Мысли эти окончательно успокоили Балагу, и, присвистнув, он погнал тройку дальше, к своему дому. Хлестал при этом лошадей, не жалеючи. Лошади для него всегда только средством добычи денег были, да ещё возможностью прикоснуться к сладкой господской жизни, которой он завидовал с детства. Живых, чувствующих боль и страдающих от этой боли созданий в них он не видел. Загнать и забить насмерть эту скотину для него ничего не стоило и ничего не значило.
А порою Балага даже специально загонял лошадей, хотя особой нужды в быстрой езде не было. Хотел угодить своим господам, особенно Долохову. Балага давно догадался, что барин Фёдор Иванович любит убивать. На войне с этим у Долохова хлопот не возникало, но в мирной жизни такая возможность представлялась ему не часто. Дуэли со смертоубийством противника были делом опасным — могли и разжаловать, а то и в тюрьму упечь. А вот за убийство лошади с полного согласия Балаги, как хозяина лошади, Долохов никакого наказания точно бы не понёс.
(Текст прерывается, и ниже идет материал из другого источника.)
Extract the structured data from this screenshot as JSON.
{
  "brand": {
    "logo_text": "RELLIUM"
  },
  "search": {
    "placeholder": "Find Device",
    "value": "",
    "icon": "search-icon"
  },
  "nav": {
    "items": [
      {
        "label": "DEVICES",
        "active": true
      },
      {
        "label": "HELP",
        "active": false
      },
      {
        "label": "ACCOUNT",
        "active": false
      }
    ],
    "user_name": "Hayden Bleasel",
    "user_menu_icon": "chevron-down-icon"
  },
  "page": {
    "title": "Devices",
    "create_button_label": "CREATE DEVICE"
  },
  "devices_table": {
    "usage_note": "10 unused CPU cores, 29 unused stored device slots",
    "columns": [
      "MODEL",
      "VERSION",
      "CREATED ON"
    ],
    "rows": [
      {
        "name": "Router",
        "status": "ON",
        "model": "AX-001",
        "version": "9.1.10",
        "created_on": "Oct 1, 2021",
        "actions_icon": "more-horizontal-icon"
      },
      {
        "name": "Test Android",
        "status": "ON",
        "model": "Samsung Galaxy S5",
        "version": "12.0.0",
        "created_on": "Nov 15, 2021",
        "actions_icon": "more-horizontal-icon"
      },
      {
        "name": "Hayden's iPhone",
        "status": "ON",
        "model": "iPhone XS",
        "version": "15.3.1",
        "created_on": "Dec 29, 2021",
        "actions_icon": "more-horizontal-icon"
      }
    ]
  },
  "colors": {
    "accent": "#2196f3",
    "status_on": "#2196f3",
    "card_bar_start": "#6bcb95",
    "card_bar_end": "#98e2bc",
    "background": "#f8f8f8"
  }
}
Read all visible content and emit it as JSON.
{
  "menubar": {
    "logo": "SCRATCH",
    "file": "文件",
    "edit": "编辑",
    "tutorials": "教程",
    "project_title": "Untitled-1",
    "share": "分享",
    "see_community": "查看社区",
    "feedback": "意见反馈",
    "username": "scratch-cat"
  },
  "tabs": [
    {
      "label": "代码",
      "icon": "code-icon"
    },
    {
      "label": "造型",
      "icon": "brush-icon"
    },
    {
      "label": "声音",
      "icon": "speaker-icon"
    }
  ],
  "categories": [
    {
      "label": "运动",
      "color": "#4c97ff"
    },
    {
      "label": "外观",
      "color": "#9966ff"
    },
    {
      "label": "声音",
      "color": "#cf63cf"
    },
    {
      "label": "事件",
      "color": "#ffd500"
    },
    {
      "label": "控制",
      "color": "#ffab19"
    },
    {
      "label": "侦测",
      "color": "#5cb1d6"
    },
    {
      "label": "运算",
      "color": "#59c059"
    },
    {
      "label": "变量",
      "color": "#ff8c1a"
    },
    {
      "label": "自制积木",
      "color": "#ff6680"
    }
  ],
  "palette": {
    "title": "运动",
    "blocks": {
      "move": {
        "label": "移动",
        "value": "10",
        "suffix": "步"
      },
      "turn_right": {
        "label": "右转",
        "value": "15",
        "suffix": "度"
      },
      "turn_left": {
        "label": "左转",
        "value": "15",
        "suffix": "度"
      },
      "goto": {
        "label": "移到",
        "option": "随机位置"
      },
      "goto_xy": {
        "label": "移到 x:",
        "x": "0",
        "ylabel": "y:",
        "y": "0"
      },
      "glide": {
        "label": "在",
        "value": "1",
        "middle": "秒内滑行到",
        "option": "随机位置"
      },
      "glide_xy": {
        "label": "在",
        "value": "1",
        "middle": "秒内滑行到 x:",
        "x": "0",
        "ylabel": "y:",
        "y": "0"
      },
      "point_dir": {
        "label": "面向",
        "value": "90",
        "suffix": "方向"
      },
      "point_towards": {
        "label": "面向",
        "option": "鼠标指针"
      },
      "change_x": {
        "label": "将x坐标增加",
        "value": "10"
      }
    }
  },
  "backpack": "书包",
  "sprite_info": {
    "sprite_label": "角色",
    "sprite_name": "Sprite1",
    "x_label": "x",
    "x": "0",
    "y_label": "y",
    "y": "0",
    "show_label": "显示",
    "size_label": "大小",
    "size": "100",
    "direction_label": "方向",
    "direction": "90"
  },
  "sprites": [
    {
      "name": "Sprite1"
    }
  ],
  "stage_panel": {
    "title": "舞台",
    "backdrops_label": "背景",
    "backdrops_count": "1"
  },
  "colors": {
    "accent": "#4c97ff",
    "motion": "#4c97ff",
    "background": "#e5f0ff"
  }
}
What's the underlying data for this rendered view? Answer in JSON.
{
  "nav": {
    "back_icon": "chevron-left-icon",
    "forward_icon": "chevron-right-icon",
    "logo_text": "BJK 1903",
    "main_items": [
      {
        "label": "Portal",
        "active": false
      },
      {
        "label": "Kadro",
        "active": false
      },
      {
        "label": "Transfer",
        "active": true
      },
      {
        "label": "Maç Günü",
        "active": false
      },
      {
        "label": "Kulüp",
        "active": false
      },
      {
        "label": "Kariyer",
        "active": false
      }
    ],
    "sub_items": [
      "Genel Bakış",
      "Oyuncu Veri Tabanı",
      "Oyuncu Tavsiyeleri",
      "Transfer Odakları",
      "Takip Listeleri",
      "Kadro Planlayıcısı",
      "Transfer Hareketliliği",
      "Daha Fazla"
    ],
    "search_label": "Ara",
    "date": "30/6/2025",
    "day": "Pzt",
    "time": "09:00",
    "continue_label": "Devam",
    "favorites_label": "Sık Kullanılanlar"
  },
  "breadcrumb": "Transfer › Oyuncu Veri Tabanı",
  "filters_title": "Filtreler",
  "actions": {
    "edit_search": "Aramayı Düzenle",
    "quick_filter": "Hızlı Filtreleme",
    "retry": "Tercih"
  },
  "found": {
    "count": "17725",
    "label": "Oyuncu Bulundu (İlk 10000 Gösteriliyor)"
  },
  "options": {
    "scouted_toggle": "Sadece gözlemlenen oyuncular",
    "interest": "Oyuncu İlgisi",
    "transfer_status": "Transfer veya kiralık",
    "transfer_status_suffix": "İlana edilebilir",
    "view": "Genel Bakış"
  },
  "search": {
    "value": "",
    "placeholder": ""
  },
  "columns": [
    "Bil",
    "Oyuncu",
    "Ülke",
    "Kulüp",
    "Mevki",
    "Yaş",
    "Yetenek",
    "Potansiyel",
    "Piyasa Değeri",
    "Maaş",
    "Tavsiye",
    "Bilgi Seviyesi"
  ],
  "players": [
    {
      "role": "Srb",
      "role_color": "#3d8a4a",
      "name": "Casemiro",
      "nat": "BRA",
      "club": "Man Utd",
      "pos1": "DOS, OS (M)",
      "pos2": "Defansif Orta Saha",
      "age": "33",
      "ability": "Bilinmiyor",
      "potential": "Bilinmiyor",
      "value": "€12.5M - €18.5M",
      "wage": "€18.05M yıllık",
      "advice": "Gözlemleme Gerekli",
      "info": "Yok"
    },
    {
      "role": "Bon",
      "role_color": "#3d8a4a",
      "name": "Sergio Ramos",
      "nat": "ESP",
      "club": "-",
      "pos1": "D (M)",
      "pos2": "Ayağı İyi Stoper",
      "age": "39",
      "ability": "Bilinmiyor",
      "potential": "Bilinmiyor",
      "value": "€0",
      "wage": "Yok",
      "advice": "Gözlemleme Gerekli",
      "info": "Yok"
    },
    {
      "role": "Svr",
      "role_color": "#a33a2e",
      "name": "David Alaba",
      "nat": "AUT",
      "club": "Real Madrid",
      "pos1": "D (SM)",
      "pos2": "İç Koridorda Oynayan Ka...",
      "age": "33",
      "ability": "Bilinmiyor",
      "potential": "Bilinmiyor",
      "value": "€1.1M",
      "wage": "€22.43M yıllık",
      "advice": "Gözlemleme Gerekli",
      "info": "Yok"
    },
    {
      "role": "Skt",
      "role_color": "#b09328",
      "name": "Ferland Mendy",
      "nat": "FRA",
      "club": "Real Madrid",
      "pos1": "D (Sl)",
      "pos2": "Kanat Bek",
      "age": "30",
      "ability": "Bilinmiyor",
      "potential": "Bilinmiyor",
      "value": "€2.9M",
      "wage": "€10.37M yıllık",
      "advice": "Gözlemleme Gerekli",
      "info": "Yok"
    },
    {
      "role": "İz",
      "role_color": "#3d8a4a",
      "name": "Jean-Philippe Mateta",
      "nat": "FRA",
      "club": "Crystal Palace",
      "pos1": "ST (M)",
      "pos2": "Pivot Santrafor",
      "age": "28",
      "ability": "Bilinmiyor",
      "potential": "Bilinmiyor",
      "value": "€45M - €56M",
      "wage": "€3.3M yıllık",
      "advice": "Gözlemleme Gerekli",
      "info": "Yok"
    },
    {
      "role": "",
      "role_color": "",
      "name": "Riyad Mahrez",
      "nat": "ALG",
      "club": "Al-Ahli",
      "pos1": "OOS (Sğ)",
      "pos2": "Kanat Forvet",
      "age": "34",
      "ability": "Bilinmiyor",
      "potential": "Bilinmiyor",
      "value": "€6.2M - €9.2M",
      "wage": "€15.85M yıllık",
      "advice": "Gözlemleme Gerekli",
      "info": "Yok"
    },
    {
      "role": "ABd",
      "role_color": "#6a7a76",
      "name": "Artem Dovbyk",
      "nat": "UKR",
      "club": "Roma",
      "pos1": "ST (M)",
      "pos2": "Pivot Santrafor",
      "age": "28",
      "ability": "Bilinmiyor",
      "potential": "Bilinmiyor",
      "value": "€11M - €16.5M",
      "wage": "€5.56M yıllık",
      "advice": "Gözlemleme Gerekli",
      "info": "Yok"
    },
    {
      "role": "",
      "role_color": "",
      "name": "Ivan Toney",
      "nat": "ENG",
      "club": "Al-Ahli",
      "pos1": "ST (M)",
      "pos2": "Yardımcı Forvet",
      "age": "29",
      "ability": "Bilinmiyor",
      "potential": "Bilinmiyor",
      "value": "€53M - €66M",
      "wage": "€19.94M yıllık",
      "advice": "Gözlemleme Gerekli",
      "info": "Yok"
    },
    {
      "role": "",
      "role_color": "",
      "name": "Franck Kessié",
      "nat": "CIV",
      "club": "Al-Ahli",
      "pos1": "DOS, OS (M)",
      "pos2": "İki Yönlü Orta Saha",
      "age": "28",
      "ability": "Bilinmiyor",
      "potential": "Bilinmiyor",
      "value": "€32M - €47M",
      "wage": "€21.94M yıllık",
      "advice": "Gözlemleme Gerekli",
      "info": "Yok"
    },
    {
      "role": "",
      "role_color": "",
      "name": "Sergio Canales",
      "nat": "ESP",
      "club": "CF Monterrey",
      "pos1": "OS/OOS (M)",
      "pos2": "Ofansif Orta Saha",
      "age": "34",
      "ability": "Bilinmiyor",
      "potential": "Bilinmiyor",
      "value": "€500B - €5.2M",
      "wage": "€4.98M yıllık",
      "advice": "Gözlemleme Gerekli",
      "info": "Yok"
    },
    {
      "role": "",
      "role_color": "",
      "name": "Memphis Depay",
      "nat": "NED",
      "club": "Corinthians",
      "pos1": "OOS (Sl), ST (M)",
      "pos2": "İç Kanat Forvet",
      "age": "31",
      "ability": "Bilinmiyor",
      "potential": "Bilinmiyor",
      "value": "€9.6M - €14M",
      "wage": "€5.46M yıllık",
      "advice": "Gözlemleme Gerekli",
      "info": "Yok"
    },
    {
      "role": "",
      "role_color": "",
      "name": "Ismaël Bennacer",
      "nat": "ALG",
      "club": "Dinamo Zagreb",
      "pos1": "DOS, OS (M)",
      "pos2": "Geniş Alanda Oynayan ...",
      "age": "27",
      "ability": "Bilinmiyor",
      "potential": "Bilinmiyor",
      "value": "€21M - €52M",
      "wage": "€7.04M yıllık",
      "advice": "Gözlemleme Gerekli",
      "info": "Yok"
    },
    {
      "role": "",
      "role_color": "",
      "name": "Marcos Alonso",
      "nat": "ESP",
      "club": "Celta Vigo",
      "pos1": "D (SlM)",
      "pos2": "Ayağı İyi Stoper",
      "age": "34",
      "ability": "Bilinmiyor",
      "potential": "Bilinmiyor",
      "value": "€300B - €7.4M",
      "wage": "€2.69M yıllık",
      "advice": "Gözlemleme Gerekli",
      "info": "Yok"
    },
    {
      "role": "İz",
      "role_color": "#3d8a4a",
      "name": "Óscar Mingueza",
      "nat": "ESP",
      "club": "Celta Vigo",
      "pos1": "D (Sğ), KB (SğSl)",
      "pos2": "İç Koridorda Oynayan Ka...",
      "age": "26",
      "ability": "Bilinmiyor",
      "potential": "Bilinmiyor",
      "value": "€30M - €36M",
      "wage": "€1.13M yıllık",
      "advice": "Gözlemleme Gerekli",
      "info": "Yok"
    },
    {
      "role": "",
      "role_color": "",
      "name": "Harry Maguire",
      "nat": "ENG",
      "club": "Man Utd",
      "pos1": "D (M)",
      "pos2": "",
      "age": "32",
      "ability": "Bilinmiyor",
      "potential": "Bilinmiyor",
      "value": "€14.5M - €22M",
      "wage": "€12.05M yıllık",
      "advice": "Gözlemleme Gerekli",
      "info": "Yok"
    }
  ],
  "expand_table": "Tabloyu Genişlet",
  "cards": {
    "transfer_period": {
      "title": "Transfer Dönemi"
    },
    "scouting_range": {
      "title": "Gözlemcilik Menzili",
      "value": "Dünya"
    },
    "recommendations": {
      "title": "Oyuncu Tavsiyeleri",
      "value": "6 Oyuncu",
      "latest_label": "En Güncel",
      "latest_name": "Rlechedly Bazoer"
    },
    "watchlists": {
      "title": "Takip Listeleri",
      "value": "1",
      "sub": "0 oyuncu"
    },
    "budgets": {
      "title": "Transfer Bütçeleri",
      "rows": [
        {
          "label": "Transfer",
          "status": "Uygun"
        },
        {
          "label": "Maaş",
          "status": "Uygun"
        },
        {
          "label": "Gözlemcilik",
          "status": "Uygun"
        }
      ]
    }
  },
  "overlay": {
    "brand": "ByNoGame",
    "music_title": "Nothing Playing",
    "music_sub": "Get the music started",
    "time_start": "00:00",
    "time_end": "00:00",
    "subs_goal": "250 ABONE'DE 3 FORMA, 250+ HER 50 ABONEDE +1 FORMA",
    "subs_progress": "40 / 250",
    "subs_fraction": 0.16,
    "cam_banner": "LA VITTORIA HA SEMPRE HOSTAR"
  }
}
Поэтому, чтоб потрафить страсти барина Фёдора Ивановича к убийствам, Балага много раз и загонял специально лошадь. А потом смотрел, с каким жестоким наслаждением на лице и во взгляде Долохов медленным расчётливым жестом вынимает пистолет с предвкушением самого желанного для него в мире удовольствия и пристреливает жалко храпящего и бьющегося в страшных судорогах коня. После такого доставленного Балагой развлечения Долохов всегда был как-то особенно щедр к угодливому ямщику, мог отвалить деньжат побольше обычного, и Балага это твёрдо помнил. Потому так часто и подставлял своих лошадей под пистолет барина Фёдора Ивановича.
Впрочем, и без Долохова Балага был к своим лошадям немилосерден. Другие ямщики лошадей и любили, и жалели, и берегли, и холили, но Балага всегда был с ними — зверь зверем. Чтоб угодить быстрой ездой себе да «своим господам», он был готов забить и загнать насмерть всех лошадей мира. Эка невидаль. Главное — чтоб в ушах от скорости свистело, чтоб вино-веселье да денежки рекой лились. Вот винцо, деньги да веселье он любил, как и «его господа», а лошадей — нет.
* * *
Расположившись в кабинете Долохова, он, Анатоль и Макарин начали совещаться — как поправить дело и как совершить вторую попытку похищения Ростовой. Хвостикова они сразу прогнали домой. Он было заикнулся, чтоб Балага его довёз до дому, но ему грубо ответили, что и так дойдет, не велика птица, всего лишь приказный, мелкая канцелярская крыса. Остались втроём. Впрочем, Макарин больше молчал и слушал рассуждения Долохова и Анатоля. Будучи человеком не слишком умным, но бесконечно преданным Анатолю, он был готов действовать по приказу приятелей, но придумать, как поправить дело — на это его ума не хватало.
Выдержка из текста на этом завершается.